When buying a show saddle, the first and foremost concern is that it fits your horse properly, as well as being comfortable for you to sit in while allowing easy leg contact. Good saddles are a substantial investment, so keeping them in bags when you travel to a show will help protect them from scratches and dust.

Natasha always ensures that saddles and bridles are spotlessly clean with the silver polished before they leave for a show: “The way you present your horse and gear to the judge should deliver a clear message that you mean business,” she says.

Wearing black chaps over black show jeans so that they blend to create an unbroken silhouette, she also dresses in some dazzling jackets. Jackets embellished with crystals make an eye-catching statement, but given that good quality jackets start at around $3,000, they’re not a statement that’s cheap to make!

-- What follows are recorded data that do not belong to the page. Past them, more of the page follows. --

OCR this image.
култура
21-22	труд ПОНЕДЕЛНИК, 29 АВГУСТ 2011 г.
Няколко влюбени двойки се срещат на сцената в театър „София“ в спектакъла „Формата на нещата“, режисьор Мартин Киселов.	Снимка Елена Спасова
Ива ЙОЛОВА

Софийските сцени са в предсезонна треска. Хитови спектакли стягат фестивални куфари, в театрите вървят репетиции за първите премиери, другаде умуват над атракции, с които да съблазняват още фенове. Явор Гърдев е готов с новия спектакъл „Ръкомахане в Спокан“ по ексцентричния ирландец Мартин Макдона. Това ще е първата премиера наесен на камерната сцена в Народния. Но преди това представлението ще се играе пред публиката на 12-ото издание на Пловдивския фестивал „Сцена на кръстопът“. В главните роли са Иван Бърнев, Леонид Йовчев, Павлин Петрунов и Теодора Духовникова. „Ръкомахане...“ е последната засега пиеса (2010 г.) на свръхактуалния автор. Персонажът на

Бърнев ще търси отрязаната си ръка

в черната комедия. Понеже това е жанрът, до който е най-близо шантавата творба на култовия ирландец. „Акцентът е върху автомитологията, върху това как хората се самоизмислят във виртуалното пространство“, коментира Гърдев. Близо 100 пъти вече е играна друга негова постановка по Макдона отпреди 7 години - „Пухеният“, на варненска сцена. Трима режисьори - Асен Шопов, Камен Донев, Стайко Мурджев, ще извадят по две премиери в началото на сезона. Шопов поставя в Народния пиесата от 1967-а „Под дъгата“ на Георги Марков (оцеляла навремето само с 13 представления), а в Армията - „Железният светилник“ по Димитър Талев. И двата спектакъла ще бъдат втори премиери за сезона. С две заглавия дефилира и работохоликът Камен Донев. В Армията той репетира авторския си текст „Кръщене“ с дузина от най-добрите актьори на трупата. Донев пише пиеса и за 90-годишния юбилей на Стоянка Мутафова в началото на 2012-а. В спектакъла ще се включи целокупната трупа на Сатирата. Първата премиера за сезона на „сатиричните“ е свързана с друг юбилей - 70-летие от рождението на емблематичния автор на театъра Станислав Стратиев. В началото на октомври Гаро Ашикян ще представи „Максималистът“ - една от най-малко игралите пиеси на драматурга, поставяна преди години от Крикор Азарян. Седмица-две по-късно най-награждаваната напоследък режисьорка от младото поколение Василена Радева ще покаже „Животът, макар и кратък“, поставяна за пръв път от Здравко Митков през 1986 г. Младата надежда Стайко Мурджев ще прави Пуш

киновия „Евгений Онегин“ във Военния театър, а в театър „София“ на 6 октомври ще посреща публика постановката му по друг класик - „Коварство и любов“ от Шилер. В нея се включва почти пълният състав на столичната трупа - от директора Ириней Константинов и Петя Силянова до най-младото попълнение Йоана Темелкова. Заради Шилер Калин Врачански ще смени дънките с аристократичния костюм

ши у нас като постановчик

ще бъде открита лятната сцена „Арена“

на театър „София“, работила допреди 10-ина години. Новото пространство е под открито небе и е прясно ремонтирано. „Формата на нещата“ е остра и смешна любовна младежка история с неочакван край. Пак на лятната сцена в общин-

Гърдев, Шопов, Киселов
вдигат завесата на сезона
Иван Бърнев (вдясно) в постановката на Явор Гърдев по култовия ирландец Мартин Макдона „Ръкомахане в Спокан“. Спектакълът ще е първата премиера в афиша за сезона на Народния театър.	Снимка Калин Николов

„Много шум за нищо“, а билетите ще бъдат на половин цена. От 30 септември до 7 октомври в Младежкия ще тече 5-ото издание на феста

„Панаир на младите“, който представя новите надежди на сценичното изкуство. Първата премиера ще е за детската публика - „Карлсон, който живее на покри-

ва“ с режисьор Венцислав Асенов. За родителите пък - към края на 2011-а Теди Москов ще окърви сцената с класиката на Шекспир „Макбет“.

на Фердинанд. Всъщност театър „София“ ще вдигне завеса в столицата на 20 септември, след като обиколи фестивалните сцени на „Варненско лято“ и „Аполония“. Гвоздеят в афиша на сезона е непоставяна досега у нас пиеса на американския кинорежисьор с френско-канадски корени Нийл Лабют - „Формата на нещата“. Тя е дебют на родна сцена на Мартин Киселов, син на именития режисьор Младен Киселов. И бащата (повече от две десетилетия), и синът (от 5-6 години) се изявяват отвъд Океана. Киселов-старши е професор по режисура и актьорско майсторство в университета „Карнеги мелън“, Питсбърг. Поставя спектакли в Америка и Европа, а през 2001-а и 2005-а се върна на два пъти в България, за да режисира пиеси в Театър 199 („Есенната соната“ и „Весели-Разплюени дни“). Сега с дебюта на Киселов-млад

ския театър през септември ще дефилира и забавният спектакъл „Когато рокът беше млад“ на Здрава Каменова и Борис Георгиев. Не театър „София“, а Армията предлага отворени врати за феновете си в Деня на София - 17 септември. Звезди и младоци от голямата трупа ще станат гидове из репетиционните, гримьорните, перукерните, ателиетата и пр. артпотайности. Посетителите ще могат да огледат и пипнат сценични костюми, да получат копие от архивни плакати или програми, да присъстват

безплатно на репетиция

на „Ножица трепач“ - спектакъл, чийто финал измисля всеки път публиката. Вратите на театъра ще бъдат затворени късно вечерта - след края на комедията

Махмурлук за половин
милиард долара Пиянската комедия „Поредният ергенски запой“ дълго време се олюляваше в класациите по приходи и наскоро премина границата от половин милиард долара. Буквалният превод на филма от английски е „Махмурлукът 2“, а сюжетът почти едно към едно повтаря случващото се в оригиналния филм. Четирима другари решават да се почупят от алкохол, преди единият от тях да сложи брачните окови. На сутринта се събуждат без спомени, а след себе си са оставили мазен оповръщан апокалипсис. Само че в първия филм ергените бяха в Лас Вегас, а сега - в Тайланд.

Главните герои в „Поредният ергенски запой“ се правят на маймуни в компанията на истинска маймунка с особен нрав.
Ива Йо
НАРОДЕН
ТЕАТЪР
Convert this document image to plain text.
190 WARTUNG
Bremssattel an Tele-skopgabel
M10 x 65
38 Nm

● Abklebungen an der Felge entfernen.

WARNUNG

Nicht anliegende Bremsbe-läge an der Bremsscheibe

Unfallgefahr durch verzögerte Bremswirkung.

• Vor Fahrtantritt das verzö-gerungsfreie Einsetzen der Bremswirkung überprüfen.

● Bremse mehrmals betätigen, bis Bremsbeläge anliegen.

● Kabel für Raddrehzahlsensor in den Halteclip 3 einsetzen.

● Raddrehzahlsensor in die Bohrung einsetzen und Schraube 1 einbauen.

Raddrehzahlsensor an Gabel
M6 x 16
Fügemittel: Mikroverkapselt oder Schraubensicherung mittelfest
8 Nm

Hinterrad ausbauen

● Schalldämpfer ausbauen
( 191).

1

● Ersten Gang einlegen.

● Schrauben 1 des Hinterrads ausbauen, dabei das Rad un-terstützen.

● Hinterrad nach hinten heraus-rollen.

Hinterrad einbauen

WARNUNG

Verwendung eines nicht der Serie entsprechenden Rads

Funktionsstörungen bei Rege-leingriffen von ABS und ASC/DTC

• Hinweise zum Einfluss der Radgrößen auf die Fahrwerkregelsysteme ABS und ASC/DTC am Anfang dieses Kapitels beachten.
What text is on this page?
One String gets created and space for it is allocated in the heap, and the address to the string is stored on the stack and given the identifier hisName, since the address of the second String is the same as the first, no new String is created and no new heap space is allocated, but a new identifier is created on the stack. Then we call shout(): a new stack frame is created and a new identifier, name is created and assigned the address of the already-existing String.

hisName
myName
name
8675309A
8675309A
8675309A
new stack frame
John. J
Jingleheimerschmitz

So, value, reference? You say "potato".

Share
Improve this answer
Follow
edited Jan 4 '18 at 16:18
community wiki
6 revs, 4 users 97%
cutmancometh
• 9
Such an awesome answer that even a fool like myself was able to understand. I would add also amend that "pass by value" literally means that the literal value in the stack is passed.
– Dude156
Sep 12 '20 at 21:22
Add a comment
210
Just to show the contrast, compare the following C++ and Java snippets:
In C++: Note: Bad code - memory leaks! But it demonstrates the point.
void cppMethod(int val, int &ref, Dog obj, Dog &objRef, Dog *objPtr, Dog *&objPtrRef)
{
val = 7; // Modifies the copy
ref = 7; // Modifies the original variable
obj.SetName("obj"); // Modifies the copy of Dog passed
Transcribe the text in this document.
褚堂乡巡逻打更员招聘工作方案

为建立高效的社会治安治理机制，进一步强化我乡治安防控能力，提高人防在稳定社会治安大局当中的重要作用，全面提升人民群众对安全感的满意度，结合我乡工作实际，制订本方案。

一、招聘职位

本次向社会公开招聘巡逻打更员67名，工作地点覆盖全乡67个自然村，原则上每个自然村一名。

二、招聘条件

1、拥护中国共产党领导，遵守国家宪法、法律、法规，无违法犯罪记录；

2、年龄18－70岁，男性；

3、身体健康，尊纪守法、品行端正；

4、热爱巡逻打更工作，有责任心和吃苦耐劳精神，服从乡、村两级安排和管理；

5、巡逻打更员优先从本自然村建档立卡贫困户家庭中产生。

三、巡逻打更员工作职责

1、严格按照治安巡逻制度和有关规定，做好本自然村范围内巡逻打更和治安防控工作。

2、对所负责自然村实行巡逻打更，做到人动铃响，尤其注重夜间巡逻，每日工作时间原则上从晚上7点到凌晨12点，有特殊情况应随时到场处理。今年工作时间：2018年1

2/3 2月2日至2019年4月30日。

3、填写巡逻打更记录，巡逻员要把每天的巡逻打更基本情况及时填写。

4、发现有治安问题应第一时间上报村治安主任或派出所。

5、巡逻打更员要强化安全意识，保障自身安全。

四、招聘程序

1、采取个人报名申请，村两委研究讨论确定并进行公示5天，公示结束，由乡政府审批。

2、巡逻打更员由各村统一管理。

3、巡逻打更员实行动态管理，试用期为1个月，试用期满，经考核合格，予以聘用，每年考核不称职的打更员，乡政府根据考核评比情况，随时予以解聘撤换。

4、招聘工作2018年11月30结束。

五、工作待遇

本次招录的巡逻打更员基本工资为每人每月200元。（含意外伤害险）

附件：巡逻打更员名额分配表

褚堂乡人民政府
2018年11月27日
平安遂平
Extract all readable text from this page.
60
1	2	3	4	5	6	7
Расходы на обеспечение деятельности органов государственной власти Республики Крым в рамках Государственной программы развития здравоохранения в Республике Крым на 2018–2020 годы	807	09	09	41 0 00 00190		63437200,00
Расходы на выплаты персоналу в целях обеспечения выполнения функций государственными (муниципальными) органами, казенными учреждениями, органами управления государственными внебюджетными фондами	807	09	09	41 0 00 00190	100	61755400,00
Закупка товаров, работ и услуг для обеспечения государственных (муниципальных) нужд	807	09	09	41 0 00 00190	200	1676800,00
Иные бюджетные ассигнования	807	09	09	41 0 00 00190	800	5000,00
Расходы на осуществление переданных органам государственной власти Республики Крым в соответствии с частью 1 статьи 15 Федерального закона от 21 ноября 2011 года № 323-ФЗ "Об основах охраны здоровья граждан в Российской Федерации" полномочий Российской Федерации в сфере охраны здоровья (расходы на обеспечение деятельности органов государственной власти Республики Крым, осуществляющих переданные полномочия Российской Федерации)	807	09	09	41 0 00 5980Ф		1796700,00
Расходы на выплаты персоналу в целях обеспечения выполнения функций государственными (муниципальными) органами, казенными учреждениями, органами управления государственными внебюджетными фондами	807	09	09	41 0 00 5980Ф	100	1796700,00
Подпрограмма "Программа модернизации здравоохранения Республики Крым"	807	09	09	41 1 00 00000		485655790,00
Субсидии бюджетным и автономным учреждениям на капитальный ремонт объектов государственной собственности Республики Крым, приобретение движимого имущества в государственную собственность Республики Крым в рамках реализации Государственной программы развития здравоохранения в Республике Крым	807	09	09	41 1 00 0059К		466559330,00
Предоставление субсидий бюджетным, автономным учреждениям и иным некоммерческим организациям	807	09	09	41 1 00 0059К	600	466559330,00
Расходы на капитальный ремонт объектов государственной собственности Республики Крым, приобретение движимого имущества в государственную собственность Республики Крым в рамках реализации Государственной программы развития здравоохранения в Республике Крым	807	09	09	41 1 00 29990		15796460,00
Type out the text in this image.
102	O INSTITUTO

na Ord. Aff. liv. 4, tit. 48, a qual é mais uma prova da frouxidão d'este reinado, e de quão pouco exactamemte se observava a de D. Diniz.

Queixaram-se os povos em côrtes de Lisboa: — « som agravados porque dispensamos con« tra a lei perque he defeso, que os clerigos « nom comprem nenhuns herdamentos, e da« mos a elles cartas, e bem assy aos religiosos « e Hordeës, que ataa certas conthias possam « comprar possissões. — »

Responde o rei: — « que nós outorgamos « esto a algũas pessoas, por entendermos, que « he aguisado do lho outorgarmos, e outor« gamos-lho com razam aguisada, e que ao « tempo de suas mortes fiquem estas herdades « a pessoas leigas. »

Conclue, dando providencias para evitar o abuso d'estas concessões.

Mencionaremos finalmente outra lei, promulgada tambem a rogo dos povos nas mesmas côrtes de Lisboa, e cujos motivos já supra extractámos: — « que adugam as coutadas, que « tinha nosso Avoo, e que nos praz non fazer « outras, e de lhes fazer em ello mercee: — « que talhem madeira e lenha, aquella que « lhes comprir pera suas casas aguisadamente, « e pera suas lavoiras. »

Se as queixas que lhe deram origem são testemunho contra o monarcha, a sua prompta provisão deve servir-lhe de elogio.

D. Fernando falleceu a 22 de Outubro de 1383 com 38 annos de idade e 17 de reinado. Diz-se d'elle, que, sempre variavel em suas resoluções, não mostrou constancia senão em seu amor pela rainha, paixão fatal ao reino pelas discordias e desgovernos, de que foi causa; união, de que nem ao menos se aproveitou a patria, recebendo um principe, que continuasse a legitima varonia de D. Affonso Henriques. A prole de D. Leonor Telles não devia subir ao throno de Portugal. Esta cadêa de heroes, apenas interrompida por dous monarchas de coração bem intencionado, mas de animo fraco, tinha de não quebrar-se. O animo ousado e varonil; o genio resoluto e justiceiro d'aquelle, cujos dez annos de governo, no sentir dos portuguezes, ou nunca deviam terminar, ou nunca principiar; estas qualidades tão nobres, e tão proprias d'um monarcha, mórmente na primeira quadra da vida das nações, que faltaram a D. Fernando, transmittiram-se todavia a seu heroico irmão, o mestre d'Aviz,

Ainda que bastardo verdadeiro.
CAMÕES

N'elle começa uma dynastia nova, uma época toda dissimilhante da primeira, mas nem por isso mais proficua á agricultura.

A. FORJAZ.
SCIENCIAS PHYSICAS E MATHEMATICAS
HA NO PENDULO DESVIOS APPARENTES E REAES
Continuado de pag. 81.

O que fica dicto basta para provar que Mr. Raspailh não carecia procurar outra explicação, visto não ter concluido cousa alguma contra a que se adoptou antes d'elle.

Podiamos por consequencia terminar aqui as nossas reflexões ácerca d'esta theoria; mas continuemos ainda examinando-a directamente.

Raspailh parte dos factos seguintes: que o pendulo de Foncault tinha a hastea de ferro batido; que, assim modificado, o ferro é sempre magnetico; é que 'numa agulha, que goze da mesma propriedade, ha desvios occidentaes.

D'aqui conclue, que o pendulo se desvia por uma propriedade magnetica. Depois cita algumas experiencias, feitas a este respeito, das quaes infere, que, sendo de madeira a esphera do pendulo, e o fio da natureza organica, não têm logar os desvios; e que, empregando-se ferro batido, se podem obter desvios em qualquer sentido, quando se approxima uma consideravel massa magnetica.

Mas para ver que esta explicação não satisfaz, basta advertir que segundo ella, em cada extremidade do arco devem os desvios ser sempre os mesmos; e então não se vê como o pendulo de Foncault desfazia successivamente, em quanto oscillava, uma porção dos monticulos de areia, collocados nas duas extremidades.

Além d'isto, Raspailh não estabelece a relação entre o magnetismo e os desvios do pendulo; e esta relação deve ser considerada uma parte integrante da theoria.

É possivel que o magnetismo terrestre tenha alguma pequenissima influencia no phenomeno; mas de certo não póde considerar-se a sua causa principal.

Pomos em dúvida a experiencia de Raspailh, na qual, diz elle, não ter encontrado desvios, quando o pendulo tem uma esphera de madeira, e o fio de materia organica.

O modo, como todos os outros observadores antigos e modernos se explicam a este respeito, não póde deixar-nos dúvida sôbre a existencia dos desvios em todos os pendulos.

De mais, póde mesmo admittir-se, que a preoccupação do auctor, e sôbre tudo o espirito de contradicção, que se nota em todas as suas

However, vests and shirts are now a popular alternative and these give you the option to mix and match: “But make sure that they do match,” advises Natasha, “and that includes your vest, shirt and saddle pad. And remember that in major classes it’s important to stand out, so when you’re deciding on colours for your outfit, make sure that they also complement your horse so that they bring out its best too.”

And a final word from Natasha: “When you enter the show pen, you have to ensure that the judge is drawn to you by the way your horse is presented – well-rounded, shiny and polished to perfection. Remember, first impressions last.”